Am vergangenen Sonntag erwanderte der OWK unter der Führung von Wolfgang Eisenhauer und Brunhilde Marquardt einen der sechs zertifizierten Römerpfade. Alle sind verschiedenen römischen Gottheiten gewidmet, diese 8,5 Kilometer lange Tour der Göttin Venus, da sie als besonders ästhetisch und landschaftlich reizvoll gilt, was den Attributen der Venus entspricht. Zudem hatte der Weg einen römischen Bezug, denn er führte nahe am römischen Odenwald-Limes vorbei und bot Einblicke in die römische Vergangenheit.
Der Odenwald-Limes war Anfang des 2. Jahrhundert für ca. 50 Jahre ein Teil der Grenze zwischen dem Römischen Reich und den Germanen. Auf einer 80 Kilometer langen Strecke verband er die nasse Grenze vom Main zum Neckar. Auch, wenn er heute kein Welterbe-Status genießt, wie der ORL (Obergermanisch-Raetische-Limes), so ist er doch ein Besuchermagnet.
Damals konnte ein römischer Bürger vom Nahen Osten bis England/Schottland reisen ohne eine Außengrenze zu übertreten, überall wurden römische Münzen angenommen, man musste nur 2 Sprachen beherrschen: Griechisch und Latein, und überall stand man unter dem Schutz des Römischen Reiches. Der Odenwald-Limes hatte nur einige Jahrzehnte Bestand. 155 n. Chr. wurde er aufgegeben und 30 Kilometer nach Osten verlegt, es ist der heutige ORL.
Kulturhistorische Zeugnisse am Venuspfad waren u.a. der Wachtturm 10/44 „Heunebuckel“. Einst größter Steinturm am Odenwald-Limes, ist er heute noch hinter einem stattlichen Hügel die Turmruine verborgen. Die Größe des Turms mögen auf eine Relaisstation zur Nachrichtenübermittlung, seine Ausstattung mit Ziegeldach und Mondmotiv auf seine Nutzung als Heiligtum hinweisen. Heute sieht man davon nur noch eine Erhebung im Waldboden.
Auch eine Nachbildung des Reliefs der Göttin Viktoria aus rotem Buntsandstein fand sich im weiteren Wegverlauf. Die Siegesgöttin Viktoria auf einem Globus stehend, hält Siegerkranz und Palmwedel in erhobenen Händen. Das Original befand sich einst am Osttor des Kleinkastells Robern, heute steht es im Römermuseum in Osterburken. Es weist darauf hin, dass die Römer ein tief religiöses Volk waren und zahlreiche Götter und Schutzgeister ihre religiösen Vorstellungen bestimmten.
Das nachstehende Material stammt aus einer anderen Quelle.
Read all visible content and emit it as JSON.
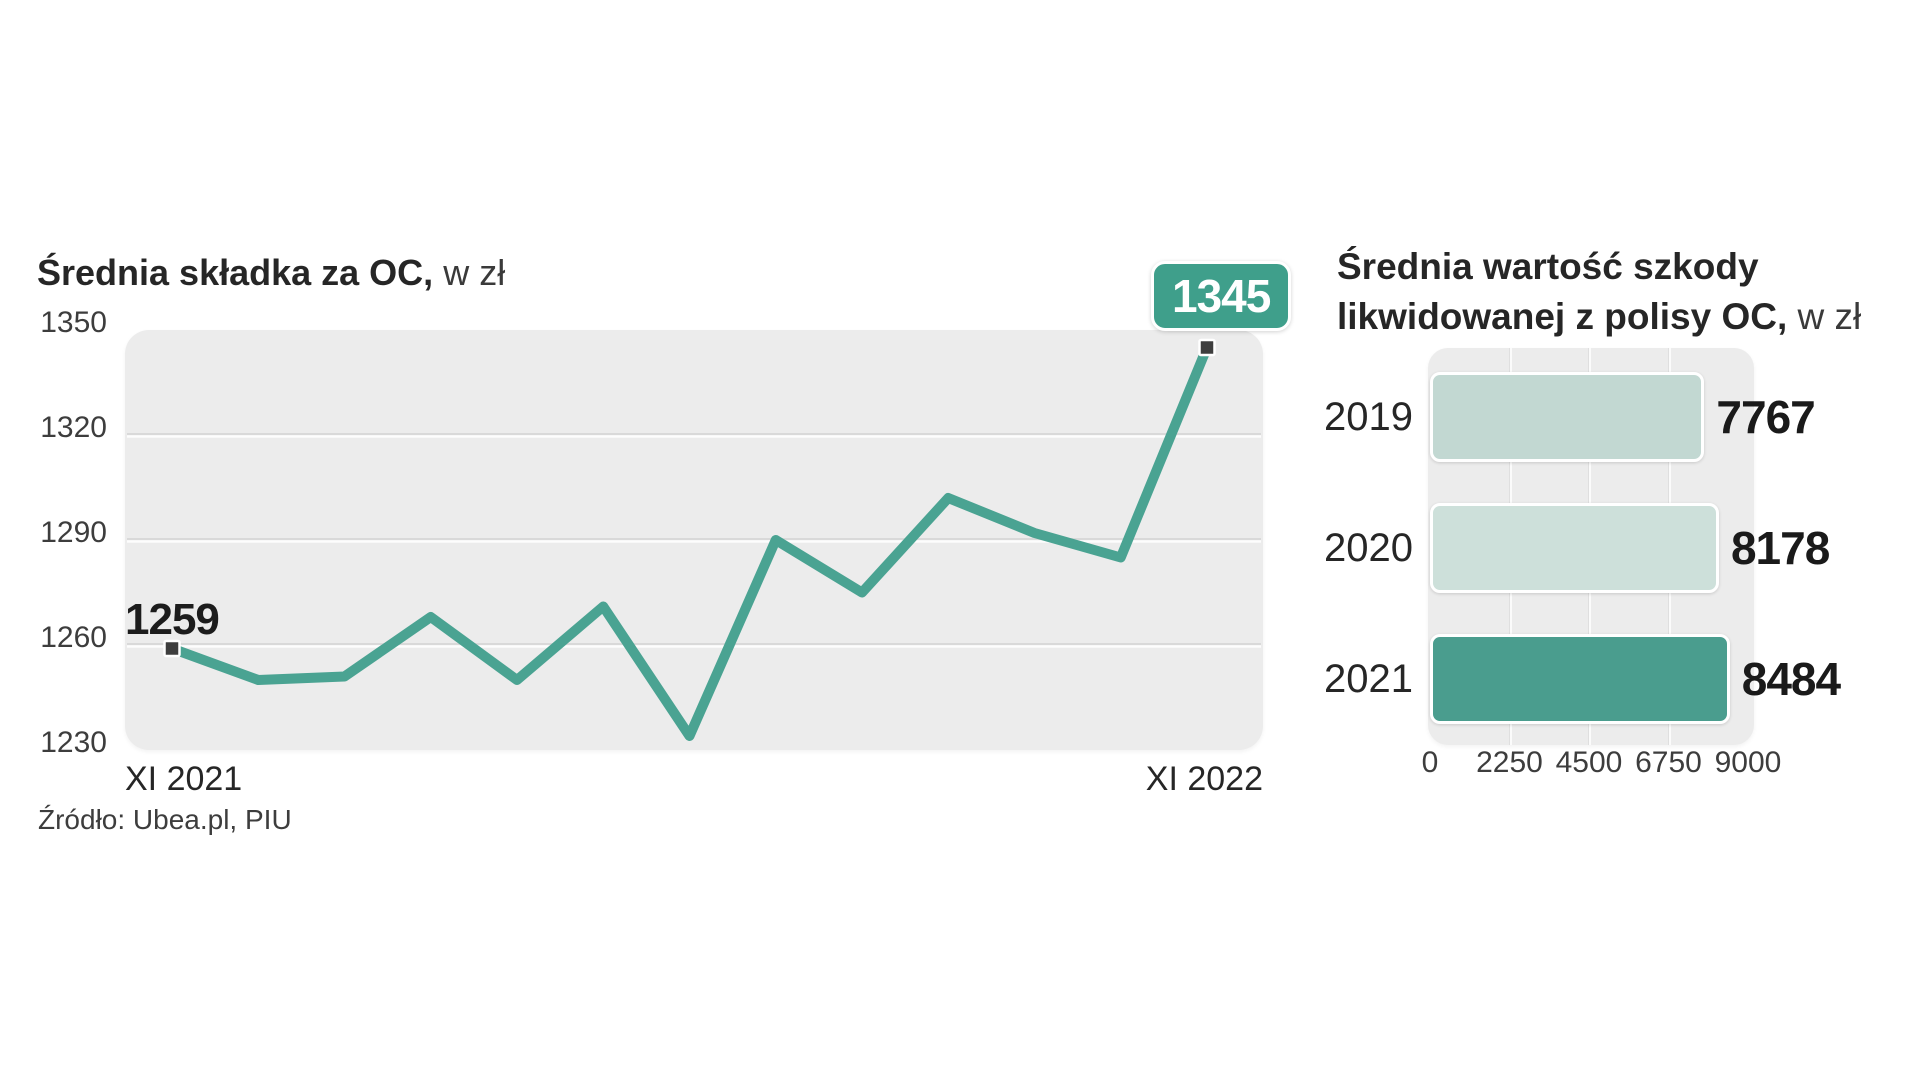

Hier am Limes war man tolerant gegenüber den regionalen germanischen Gottheiten, solange der Frieden herrschte, der Pax Romana. Gottheiten der Römer und Germanen vermischten sich und wurden gepflegt. Aber als Soldat und Mitglied der römischen Armee war man verpflichtet sich dem Kaiserkult und der offiziellen Staatsreligion zu unterwerfen. Eine Jupiterbank mit einer stark stilisierten Jupitersäule erinnerte an die Gallo-römische Kultur. Hier rastete man mit einem weitem Panoramablick über den Kraichgau bis zum Heilbronner Becken.
Auch einige Kleindenkmale aus dem 17./18. Jahrhundert säumten die Wegstrecke. Sie wurden aus Dankbarkeit, aber auch zum Gedenken an ein tragisches Ereignis errichtet. Man passierte freie Landschaften sowie dichte Nadelwälder mit vielen Heidelbeeren. Hier passte das Gedicht von der Walldürner Mundartdichterin Hanne Assion-Bausback „Häädelbiernzeit“.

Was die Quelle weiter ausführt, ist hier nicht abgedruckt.